政治と行政

【風前のともし火】

◎「有言実行内閣」の正体見えた

 もはや、いかんともし難い状態になってしまった。政権不信の流れを転じようとしたAPEC首脳会議が逆に菅首相の外交無策をさらけ出し、内政面での失点が輪をかけて膨らむ現実に、菅内閣は行き場を見失ったようだ。内閣支持率は20%台に激減、危機的ラインをさまよう。野党攻勢は一段と強まり、臨時国会の延長も視野に入ってしまった。

 菅改造内閣が発足したのは9月17日。小沢氏との党代表選を勝ち抜き、経済・財政に軸足を置いた「有言実行内閣」を自賛してスタートした時の首相の満面の笑みを昨日のように覚えている。
 強気の「有言―」も今となっては、誰も信用しない。代表選で小沢氏を大きく引き離したのも、小沢氏のカネの問題に国民が嫌気を差した裏返しだったことは明らかだった。にもかかわらず、首相はそれを自分への国民の信頼・期待と意識的にとらえ、自らを叱咤する世論と都合よく解釈した。
 筆者も当時、「慣らし運転」「見習い運転」の菅内閣と指摘、早急に政権の態勢強化を求めた。というのも、猫の目のように変わる政権の顔が、世界第二位の経済大国の日本の信用を落とすことになるからだ。首相自身もその気で難問に立ち向かおうとした意欲は伝わってきた。
 だが、やることなすことがちぐはぐだった。
 事あるごとに政治改革のための「政治主導」を言い放ったが、所詮は素人政治家集団の付け焼刃。霞が関の受け止め方がどうだったか―動かない官僚の姿を見れば、政権のむなしい咆哮でしかなかった。つい先日、枝野幹事長代理が「政治主導なんて言わなければ良かった」という趣旨の話を支持者の前で話していることでも明らかだ。

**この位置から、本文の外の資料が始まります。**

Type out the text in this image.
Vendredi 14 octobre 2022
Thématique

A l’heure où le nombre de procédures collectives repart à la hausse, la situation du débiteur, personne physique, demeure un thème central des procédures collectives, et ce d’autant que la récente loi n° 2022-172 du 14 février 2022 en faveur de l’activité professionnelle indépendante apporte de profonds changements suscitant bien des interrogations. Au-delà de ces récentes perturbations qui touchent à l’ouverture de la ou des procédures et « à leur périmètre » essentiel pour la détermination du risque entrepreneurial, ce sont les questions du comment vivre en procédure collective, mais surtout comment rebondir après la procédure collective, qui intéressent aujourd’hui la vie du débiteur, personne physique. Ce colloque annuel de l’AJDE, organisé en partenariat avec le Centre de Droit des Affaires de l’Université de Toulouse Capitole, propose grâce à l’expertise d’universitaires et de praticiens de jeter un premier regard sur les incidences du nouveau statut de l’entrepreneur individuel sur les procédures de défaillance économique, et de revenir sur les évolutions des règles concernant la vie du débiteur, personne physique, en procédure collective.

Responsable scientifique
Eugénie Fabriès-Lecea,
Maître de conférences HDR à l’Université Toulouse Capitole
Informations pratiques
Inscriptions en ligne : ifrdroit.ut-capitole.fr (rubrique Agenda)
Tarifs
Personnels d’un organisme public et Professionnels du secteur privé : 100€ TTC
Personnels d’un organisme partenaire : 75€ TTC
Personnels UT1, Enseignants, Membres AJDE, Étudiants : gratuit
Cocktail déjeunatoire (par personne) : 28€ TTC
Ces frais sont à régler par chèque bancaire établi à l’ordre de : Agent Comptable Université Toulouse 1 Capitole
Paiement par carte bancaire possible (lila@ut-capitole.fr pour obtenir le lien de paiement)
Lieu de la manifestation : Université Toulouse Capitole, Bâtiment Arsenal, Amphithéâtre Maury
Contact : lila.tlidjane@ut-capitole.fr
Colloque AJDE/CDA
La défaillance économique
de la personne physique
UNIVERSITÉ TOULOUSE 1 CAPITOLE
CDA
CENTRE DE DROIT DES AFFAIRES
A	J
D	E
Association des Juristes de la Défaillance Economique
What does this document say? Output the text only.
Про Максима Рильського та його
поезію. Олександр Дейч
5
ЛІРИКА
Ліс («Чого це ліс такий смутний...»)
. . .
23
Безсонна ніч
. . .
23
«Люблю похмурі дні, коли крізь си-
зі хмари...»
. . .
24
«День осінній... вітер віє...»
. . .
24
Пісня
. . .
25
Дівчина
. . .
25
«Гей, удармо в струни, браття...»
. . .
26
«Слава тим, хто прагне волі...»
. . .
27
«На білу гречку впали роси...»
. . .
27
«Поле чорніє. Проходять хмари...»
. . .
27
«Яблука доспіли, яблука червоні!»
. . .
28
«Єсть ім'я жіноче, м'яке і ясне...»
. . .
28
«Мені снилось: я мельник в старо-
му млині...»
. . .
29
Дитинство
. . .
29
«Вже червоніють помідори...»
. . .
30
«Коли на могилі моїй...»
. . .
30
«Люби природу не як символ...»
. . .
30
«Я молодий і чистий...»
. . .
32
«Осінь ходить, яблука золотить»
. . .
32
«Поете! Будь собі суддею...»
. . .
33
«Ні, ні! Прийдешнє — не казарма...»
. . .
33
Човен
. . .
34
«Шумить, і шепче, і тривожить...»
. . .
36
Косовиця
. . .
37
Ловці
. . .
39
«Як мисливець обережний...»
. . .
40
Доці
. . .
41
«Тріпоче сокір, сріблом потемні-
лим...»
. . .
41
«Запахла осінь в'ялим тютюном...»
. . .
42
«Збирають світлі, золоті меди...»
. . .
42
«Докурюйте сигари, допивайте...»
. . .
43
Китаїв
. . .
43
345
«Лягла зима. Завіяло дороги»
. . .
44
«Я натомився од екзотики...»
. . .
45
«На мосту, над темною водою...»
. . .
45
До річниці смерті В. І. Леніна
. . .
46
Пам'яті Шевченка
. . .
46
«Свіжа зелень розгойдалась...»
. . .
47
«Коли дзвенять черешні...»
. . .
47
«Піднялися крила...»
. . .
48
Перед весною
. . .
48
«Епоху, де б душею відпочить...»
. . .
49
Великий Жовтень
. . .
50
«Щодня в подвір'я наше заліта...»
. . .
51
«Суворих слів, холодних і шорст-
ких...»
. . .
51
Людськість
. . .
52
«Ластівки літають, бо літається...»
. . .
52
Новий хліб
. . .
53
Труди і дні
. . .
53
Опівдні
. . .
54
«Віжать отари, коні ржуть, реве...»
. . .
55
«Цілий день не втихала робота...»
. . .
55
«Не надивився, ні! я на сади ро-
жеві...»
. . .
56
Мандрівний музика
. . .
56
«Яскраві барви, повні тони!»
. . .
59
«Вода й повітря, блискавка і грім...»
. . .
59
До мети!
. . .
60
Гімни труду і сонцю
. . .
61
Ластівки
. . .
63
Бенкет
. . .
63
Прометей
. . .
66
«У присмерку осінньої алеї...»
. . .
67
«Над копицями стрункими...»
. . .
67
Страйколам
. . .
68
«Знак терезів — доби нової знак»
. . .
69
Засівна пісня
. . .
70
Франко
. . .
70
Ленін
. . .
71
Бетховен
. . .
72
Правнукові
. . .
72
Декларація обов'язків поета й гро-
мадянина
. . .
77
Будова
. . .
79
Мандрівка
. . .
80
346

 世論調査で国民が厳しい断を下したのは、尖閣問題、北方領土問題で見られた日本政府の腰の定まらない、と言うよりも「外交とは何か」を全く忘れた素人政治、子ども外交に対してである。
 その失点を挽回すべく臨んだはずのAPEC首脳会議だったが、中ロ両国との首脳会談設定もままならず、ようやく会談をセットしてはみたが、およそ日本の主張を両国に伝えることはできなかった。APEC首脳会議の議長国としての面子もあり、日本外務省は体裁上、首脳会議の成果を誇ってはみたものの、後味の悪い「晴れの舞台」だった。
 中国の胡錦濤主席との会談はわずか20分程度。首相は手にしたメモに目をやりながらの言上で、これを見る主席はにこりともしない。表情はまるで部下の報告を聞くようだった。
 なぜ差しの「会談」なら自分の言葉で尖閣問題を口にしないのか。「一衣帯水」などと、使い慣れしない言葉を口にすべきではない。中国側が何を言おうと、この日の会談で中国最高首脳に日本政府の意志を明確に伝えることがことが最大の目的だった。にもかかわらず、相手を正視しないで泳いだような目でメモを読むなど、およそ首脳としての姿ではない。

 この、おどおどした場面はテレビ映像で何度も流れた。その都度、国民は何を思ったか、感じたかは言うまでもない。
 ロシアのメドベージェフ大統領との会談も「国後島訪問は遺憾」というだけで、逆に大統領から「自分の領土に行くことは何の問題もない」と、首相が口にしなかった「領土」という言葉を使われ切り返される始末だ。

首相が握り締めていたメモは、官邸・外務当局が周到に用意したものだが、それは本番前に頭に叩き込んで自分の言葉で相手に伝えるのが政治家としての常識的な感覚だ。それをしない、できない首相に、首脳外交を任せるわけにはいかない。
 15日の深夜まで続いた国会は、補正予算案の同日中の採決ができず、今日に持ち越した。
 低迷政権の姿をこれほど見せ付けた政権はあっただろうか。各社の世論調査ではないが、調査の度に20ポイント前後も支持率が低下する内閣は過去にない。

 昨晩は国会が紛糾してそれどころではなかったが、首相の連夜の秘書官や政務官を同伴させての料理屋での会食を見る国民の目は厳しい。これが市民運動家出身の首相のやることか誰もが思う。
 もはや「石にかじりついても頑張る」などと言って欲しくない。国民は、民主党に期待を寄せた人たちも「有言実行内閣」の正体を見た。首相が何をなすべきか。言わずとも知れたことである。